The next time your doctor hands you your discharge plan, you may want to wear gloves. It turns out that paper—one of the surfaces in hospitals that can't be scrubbed, disinfected and sanitized—is quite good at holding on to nasty bacteria.
Outliers: A problem you can't paper over
Researchers from universities in Germany and Austria contaminated pieces of office paper with several forms of bacteria, including E. coli and Staphylococcus aureus. They then used volunteers who pressed their bacteria-laden fingertips onto sterile pieces of paper to test transmission.
The bugs survived for several days on paper and were easily transferred to other surfaces by hand, the researchers found. Like many infection control-related problems, the best defense, not surprisingly, is handwashing, they say.
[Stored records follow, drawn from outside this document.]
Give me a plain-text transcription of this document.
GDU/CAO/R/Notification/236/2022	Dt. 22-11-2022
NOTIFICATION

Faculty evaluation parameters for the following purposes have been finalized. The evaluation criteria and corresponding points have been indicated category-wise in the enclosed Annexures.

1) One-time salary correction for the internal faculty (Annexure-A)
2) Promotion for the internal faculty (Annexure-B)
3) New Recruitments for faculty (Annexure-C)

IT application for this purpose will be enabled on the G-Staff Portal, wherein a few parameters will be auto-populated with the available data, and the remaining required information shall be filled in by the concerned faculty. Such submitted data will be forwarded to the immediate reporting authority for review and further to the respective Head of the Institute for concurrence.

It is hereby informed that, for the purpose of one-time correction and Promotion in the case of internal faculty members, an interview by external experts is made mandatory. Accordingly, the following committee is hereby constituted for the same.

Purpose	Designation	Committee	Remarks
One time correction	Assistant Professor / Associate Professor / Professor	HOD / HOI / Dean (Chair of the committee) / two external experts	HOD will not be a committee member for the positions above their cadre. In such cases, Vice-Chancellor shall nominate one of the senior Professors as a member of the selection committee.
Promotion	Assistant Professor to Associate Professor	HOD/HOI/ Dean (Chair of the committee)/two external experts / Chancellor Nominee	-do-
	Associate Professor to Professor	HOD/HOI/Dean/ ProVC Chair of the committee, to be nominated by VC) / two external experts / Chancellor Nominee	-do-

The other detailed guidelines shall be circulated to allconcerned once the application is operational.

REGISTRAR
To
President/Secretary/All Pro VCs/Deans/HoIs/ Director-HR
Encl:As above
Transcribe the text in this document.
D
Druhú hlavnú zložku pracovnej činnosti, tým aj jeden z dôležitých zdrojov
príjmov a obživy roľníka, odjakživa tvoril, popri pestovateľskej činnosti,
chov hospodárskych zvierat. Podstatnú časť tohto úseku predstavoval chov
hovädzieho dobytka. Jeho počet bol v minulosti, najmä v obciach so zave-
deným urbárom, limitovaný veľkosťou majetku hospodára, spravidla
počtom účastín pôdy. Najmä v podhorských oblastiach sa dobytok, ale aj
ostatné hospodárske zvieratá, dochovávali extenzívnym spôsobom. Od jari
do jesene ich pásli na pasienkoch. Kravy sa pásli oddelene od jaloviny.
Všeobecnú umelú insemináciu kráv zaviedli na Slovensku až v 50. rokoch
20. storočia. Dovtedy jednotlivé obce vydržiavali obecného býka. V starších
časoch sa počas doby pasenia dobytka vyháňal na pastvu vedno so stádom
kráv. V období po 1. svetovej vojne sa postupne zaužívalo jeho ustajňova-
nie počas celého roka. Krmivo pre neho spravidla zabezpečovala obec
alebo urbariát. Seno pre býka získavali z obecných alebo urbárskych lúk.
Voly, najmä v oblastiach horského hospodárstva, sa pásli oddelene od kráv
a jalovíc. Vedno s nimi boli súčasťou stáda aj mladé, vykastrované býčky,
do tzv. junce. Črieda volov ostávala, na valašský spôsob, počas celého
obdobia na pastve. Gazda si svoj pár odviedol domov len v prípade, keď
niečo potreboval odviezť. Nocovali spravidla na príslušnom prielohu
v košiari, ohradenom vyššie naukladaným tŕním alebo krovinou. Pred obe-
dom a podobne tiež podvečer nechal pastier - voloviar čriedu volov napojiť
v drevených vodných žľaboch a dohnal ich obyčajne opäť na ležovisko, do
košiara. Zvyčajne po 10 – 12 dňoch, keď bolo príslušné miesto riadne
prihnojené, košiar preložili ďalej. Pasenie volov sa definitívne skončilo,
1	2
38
“Our research shows that bacteria can be transferred to paper, survive on it and subsequently contaminate hands,” the authors wrote in the study, which appeared in the December issue of the American Journal of Nursing. “Paper, therefore, can serve as a vehicle for the cross-contamination of bacterial pathogens if current recommendations on hand hygiene aren't meticulously followed.”
The cringe-worthy results of the study may provide yet another reason to consider electronic medical records. And it will also probably make Outliers think twice before reaching for that waiting-room copy of People magazine.